Einar Karttunen wrote:
On 08.02 14:03, Wolfgang Thaller wrote:
2) Command lines are usually entered as TEXT on a terminal and are therefore encoded in whatever encoding the terminal uses.
Actually I like the ablity to delete/copy files even if they happen to have filenames in weird chinese encodings too.
Your shell wouldn't know about that. Either the weird encoding is UTF-8 anyway, in which case there is no problem, or it is something else, in which case you don't get chinese characters, but gibberish. The program copying the gibberish wouldn't care, though.
Very many people needing to use their own language still use other things [than UTF-8] and will continue so for the foreseeable future.
Which is actually a shame. But anyway, that's the reason why a sane programming language would use the locale settings to decode the command line, file names and anything else that came from related system calls.
Maybe it's possible to use some user-defined unicode code points to achieve a lossless conversion of arbitrary byte strings to unicode?
Definitely. Allocating just 128 code points in the vendor zone shouldn't be too hard.
What would happen if you tried to output such a String? The raw bytes or the escaped versions?
There are no raw bytes. Outputting a string means encoding it into whatever the locale says or whatever the convention of a particular library mandates. This will often be the same encoding that was used to decode filenames in the first place, so you get the same byte sequence back. If that happens to be an invalid UTF-8 sequence, so be it. It was broken to begin with, so we're no worse off than if we ignored encoding issues completely.

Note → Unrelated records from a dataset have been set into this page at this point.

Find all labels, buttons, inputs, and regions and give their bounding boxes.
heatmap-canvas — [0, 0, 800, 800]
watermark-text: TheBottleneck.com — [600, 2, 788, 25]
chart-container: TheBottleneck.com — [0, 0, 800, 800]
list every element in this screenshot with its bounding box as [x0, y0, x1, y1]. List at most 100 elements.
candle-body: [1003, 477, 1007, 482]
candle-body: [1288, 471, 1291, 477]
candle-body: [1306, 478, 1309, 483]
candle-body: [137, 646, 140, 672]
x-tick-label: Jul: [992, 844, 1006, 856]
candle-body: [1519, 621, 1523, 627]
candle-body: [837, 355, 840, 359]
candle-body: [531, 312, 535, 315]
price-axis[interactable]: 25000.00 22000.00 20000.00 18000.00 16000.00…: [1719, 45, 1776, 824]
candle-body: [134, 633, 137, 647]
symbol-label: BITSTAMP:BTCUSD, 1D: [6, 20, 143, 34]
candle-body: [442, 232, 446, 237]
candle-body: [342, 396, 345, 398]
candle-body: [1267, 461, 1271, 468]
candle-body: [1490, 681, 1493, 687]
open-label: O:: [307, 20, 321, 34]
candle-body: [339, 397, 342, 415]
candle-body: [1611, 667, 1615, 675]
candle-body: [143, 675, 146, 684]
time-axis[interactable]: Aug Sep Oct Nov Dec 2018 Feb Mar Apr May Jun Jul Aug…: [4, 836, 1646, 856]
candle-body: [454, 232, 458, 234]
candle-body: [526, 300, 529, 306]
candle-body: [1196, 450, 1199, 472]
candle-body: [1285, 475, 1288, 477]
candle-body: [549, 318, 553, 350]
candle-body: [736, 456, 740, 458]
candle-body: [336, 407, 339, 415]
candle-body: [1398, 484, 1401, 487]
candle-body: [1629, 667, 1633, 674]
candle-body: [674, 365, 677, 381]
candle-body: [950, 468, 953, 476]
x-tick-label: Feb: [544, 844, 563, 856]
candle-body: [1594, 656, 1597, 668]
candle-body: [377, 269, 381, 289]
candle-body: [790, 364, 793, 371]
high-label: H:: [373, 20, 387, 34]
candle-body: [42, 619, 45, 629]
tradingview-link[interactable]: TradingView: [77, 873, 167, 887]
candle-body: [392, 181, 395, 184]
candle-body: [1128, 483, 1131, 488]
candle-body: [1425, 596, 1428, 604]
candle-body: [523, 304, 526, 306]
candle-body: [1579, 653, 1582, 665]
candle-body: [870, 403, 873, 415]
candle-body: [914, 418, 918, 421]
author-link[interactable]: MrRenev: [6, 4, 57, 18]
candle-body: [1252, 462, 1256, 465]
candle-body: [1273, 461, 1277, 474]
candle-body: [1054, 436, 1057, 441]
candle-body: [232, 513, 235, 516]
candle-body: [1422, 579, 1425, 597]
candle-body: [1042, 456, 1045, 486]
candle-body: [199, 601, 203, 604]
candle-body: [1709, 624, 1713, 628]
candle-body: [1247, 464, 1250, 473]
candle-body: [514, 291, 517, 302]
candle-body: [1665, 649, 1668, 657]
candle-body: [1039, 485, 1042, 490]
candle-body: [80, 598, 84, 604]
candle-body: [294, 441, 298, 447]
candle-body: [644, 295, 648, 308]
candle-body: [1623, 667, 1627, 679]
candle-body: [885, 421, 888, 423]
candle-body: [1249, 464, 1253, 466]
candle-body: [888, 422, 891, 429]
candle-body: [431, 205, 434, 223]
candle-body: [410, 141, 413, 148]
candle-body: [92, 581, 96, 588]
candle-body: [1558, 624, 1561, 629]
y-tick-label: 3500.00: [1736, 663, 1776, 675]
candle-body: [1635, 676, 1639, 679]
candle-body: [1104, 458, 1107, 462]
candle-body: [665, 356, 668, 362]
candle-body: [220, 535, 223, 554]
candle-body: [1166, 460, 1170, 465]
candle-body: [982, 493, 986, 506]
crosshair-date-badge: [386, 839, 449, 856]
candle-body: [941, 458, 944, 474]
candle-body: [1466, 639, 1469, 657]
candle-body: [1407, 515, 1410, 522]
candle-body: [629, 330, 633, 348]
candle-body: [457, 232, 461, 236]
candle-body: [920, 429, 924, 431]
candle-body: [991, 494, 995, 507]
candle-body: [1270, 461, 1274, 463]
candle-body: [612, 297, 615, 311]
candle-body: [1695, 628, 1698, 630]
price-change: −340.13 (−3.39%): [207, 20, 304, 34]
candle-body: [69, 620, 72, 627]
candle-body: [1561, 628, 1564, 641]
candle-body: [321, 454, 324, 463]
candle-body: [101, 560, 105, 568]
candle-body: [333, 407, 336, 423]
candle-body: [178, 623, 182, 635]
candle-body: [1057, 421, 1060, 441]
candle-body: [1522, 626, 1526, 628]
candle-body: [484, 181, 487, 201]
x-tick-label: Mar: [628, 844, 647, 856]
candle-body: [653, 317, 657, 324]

Also this would mean that Haskell unicode != unicode
Not at all. The escape codes wouldn't leave the Haskell program in any form other than an invalid UTF-8 sequence, which is also the only way they could ever enter it. Nobody would ever notice the hack. Udo. -- Delusions are often functional. A mother's opinions about her children's beauty, intelligence, goodness, et cetera ad nauseam, keep her from drowning them at birth.